Image analysis with Immuno Cytoplasm

This program enables the surface of the cytoplasmic staining to be calculated. After extraction of the nuclei, it also enables the number of cells presenting positive staining to be estimated and categorized according to their staining intensity.

The protocol :

The different stages of image analysis using the Immuno Cytoplasm algorithm are as follows :

  • Identification of the color plane
    The algorithm carries out automatic color deconvolution (DAB/H or AEC/H). This deconvolution can subsequentlybeadjusted by the user.
  • Image segmentation – Stage 1
    The image segmentation process enables identification of the objects that are to be analyzed.

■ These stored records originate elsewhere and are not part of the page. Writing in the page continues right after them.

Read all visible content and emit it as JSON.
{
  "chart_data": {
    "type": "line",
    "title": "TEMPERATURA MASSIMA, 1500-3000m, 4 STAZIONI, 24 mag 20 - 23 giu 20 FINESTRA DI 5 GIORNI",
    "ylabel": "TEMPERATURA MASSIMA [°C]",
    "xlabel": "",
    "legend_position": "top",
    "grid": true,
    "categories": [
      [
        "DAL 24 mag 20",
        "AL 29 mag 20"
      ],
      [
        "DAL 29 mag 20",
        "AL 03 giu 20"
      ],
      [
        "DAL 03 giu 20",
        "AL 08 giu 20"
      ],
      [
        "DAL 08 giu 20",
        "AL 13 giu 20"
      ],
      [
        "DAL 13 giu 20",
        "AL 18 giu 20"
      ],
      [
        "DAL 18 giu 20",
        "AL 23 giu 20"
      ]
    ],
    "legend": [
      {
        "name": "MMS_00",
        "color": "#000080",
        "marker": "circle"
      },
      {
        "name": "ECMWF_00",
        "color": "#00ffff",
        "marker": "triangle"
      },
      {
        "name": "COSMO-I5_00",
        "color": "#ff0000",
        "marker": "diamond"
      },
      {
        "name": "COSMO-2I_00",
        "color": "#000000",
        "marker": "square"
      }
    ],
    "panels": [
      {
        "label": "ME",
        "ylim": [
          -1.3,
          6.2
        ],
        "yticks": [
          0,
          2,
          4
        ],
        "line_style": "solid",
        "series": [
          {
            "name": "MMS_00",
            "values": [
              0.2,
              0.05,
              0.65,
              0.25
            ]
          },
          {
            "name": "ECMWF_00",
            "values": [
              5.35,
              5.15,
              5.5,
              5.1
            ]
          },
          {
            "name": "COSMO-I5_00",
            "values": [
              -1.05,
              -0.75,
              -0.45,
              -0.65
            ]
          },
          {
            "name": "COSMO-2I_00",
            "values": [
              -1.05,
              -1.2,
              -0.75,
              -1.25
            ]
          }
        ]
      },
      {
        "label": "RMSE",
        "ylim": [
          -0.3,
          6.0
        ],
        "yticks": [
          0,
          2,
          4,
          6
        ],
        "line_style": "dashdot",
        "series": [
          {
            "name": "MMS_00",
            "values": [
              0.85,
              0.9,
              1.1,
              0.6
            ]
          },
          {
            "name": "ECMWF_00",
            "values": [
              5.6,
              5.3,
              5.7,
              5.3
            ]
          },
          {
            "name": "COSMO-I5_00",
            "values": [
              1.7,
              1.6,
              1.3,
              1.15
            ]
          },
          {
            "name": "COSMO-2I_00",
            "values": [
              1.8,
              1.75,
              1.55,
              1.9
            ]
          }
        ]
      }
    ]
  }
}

This process is carried out automatically and can subsequently be refined using a cursor.
  • Image segmentation – Stage 2 
    The second stage of segmentation involves isolating the non-stained nuclei from the cytoplasmic area to be analyzed.
  • Definition of staining positivity thresholds
    The segmentation of objects can be refined via morphomathematical processing. The thresholds of the four categories of staining intensity are defined.
  • Definition of measuring parameters
    After isolation of the nuclei, the mean nuclear surface can then be determined.

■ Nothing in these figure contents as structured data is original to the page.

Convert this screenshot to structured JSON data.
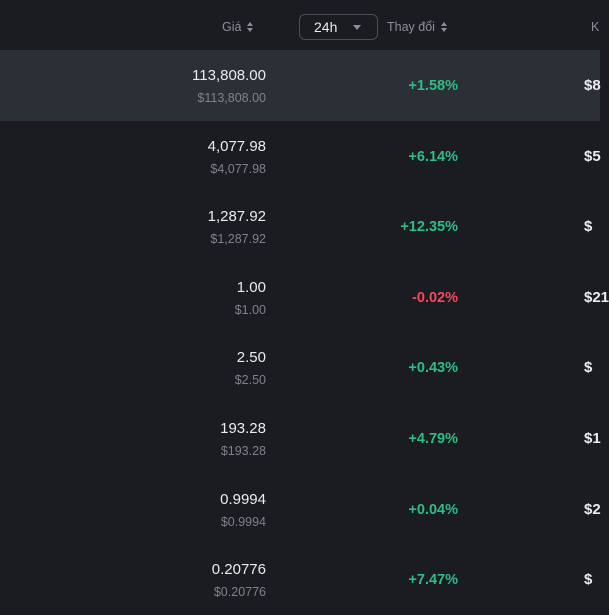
{
  "header": {
    "price_label": "Giá",
    "period": "24h",
    "change_label": "Thay đổi",
    "next_col_label": "K"
  },
  "rows": [
    {
      "price": "113,808.00",
      "price_usd": "$113,808.00",
      "change": "+1.58%",
      "direction": "up",
      "mcap": "$8"
    },
    {
      "price": "4,077.98",
      "price_usd": "$4,077.98",
      "change": "+6.14%",
      "direction": "up",
      "mcap": "$5"
    },
    {
      "price": "1,287.92",
      "price_usd": "$1,287.92",
      "change": "+12.35%",
      "direction": "up",
      "mcap": "$"
    },
    {
      "price": "1.00",
      "price_usd": "$1.00",
      "change": "-0.02%",
      "direction": "down",
      "mcap": "$21"
    },
    {
      "price": "2.50",
      "price_usd": "$2.50",
      "change": "+0.43%",
      "direction": "up",
      "mcap": "$"
    },
    {
      "price": "193.28",
      "price_usd": "$193.28",
      "change": "+4.79%",
      "direction": "up",
      "mcap": "$1"
    },
    {
      "price": "0.9994",
      "price_usd": "$0.9994",
      "change": "+0.04%",
      "direction": "up",
      "mcap": "$2"
    },
    {
      "price": "0.20776",
      "price_usd": "$0.20776",
      "change": "+7.47%",
      "direction": "up",
      "mcap": "$"
    }
  ],
  "colors": {
    "background": "#1b1c21",
    "highlight_row": "#2b2f36",
    "positive": "#2ebd85",
    "negative": "#f6465d",
    "muted_text": "#8a8f98"
  },
  "icons": [
    "sort-icon",
    "chevron-down-icon"
  ]
}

Results present the number of estimated nuclei as well as the percentage of the positive staining surface. This enables the number of positive cells to be estimated.

Objects are categorized according to the average intensity of their staining and sorted into 4 predetermined categories from negative to intensity levels 0, 1+, 2+ and 3+. The proportion of the positive cytoplasmic surface relating to the entire cytoplasmic area, which is the ratio of the stained area against the total area, then determines the staining index.

Results also indicate the proportion of cells for each of the four staining categories. The proportion of stained cells then corresponds to the percentage of nuclei present in the cells that are positive during staining.